Fertigstellung Ende 2029

So wird Sursees neues Alterszentrum aussehen

Die Visualisierung des Siegerprojekts. (Bild: indievisual AG)

Das Alterszentrum St. Martin ersetzt sein über 50-jähriges Hauptgebäude durch einen zeitgemässen Neubau. Nun ist bekannt, wie dieser aussehen soll.

Das Wettbewerbsverfahren für den Neubau des Alterszentrums St. Martin ist abgeschlossen, heisst es in der Medienmitteilung der Stadt Sursee. Die «Liechti Graf Zumsteg Architekten» aus Brugg und die «David Bosshard Landschaftsarchitekten» aus Bern werden das Projekt ausführen. «Der Bau erfüllt die energetischen, architektonischen und freiraumplanerischen Anforderungen und schafft ein Zuhause mit einer hohen Wohnlichkeit und Identität», so das Fazit der Jury.

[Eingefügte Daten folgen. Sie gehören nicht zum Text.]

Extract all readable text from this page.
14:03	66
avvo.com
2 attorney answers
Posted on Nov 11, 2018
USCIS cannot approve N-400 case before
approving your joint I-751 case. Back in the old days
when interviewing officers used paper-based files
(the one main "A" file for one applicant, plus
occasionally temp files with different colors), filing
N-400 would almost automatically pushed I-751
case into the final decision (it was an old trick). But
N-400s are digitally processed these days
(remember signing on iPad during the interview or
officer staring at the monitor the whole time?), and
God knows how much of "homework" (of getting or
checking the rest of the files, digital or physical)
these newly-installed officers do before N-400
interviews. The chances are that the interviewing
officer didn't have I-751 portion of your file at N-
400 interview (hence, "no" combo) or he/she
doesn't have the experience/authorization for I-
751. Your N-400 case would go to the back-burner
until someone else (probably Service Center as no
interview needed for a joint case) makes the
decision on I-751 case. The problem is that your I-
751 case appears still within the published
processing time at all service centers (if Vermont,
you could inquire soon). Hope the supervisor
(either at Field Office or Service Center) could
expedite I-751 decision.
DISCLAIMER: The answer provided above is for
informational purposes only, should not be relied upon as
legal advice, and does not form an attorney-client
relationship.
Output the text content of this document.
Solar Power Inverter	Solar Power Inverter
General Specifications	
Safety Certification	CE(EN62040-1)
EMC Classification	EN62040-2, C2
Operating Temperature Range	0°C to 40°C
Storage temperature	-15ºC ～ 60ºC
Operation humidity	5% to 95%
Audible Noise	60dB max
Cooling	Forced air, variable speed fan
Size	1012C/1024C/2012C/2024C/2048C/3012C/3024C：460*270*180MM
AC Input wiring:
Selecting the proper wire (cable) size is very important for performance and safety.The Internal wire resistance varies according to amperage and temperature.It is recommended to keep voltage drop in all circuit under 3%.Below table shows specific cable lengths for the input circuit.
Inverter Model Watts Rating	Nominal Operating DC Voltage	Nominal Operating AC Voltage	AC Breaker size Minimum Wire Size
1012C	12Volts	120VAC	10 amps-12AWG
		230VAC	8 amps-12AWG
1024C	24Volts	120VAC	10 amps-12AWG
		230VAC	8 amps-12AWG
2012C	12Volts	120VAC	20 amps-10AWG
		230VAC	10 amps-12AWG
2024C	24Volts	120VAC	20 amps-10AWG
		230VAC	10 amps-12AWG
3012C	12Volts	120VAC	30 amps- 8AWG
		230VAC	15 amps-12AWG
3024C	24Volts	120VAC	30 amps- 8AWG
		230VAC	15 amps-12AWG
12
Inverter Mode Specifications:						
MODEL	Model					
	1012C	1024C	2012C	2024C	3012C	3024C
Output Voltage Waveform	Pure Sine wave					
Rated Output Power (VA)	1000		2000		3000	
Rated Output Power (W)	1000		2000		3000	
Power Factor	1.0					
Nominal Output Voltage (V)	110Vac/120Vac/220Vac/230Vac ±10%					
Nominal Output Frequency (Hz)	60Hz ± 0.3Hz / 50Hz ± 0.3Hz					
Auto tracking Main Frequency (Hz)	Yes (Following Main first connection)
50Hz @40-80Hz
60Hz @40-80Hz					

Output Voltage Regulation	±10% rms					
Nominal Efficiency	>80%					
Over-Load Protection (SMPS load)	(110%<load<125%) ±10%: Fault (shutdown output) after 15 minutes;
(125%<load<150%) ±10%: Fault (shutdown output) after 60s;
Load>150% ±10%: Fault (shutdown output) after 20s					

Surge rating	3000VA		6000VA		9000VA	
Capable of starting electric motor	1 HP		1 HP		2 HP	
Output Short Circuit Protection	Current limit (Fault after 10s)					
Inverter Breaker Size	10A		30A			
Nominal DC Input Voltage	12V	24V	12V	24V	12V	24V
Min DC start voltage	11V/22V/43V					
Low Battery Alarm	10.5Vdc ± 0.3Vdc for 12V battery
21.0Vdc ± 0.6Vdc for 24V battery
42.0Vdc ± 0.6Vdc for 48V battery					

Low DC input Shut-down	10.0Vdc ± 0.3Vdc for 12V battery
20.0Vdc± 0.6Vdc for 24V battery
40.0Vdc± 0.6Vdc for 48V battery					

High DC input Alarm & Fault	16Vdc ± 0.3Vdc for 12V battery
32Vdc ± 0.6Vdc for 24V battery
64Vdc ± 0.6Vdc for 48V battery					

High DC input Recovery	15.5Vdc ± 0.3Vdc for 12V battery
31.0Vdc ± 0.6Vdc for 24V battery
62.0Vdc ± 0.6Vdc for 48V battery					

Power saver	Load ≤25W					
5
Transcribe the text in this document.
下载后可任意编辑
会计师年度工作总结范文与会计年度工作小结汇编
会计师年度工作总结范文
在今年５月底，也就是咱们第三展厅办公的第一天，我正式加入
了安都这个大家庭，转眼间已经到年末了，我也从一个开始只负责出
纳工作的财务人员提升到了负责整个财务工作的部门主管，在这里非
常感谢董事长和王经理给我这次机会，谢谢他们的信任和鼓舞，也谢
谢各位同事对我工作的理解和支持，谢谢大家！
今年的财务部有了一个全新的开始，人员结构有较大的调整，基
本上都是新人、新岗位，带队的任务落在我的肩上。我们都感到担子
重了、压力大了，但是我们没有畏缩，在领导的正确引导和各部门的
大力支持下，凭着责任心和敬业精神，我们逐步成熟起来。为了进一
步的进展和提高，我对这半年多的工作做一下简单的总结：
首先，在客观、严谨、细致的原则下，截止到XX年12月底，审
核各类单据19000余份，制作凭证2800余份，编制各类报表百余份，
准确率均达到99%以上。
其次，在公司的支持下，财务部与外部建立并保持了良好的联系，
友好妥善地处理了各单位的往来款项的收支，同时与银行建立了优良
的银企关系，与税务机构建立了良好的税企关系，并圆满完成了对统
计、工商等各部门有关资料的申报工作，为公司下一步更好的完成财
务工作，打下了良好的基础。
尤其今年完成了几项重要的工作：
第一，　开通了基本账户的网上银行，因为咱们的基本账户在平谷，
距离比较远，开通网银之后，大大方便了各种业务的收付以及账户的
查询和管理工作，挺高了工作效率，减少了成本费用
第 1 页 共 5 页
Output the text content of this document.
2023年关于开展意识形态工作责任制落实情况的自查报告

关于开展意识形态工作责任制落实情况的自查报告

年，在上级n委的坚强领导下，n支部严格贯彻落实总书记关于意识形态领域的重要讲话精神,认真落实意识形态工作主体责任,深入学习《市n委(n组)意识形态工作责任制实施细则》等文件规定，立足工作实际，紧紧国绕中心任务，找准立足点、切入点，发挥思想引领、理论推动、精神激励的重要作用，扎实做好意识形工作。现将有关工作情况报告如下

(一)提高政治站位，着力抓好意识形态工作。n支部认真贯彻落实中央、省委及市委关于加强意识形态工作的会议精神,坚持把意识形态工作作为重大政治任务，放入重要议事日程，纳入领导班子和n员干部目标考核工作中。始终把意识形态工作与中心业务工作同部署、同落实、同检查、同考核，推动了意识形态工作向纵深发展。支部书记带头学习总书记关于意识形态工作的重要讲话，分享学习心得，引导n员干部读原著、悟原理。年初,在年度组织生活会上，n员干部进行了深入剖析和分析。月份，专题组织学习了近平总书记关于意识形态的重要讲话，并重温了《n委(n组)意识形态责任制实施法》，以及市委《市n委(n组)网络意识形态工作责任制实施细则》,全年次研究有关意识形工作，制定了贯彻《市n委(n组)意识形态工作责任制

Das Wettbewerbsverfahren wurde anonym durchgeführt. Aus 44 Bewerbungen wurden zwölf Architekturbüros und Planerteams eingeladen. Die Jury bestand aus Vertreterinnen des Stadtrats und der Stadtverwaltung, des Alterszentrums St. Martin sowie diversen Fachpersonen aus Architektur und Bauplanung.

Veraltetes Hauptgebäude wird ersetzt

Nötig ist der Neubau des Alterszentrums, weil das über 50-jährige Hauptgebäude nicht mehr den heutigen baulichen und technischen Anforderungen einer zeitgemässen Altersinstitution und den Bedürfnissen der älteren Menschen entspricht.

«Mit dem Neubau ist sichergestellt, dass wir für die Surseerinnen und Surseer auch künftig eine bedarfsgerechte Pflege und Betreuung im Alter anbieten können», sagt Stadträtin Jolanda Achermann Sen, Vorsteherin des Ressorts Soziales und Gesundheit.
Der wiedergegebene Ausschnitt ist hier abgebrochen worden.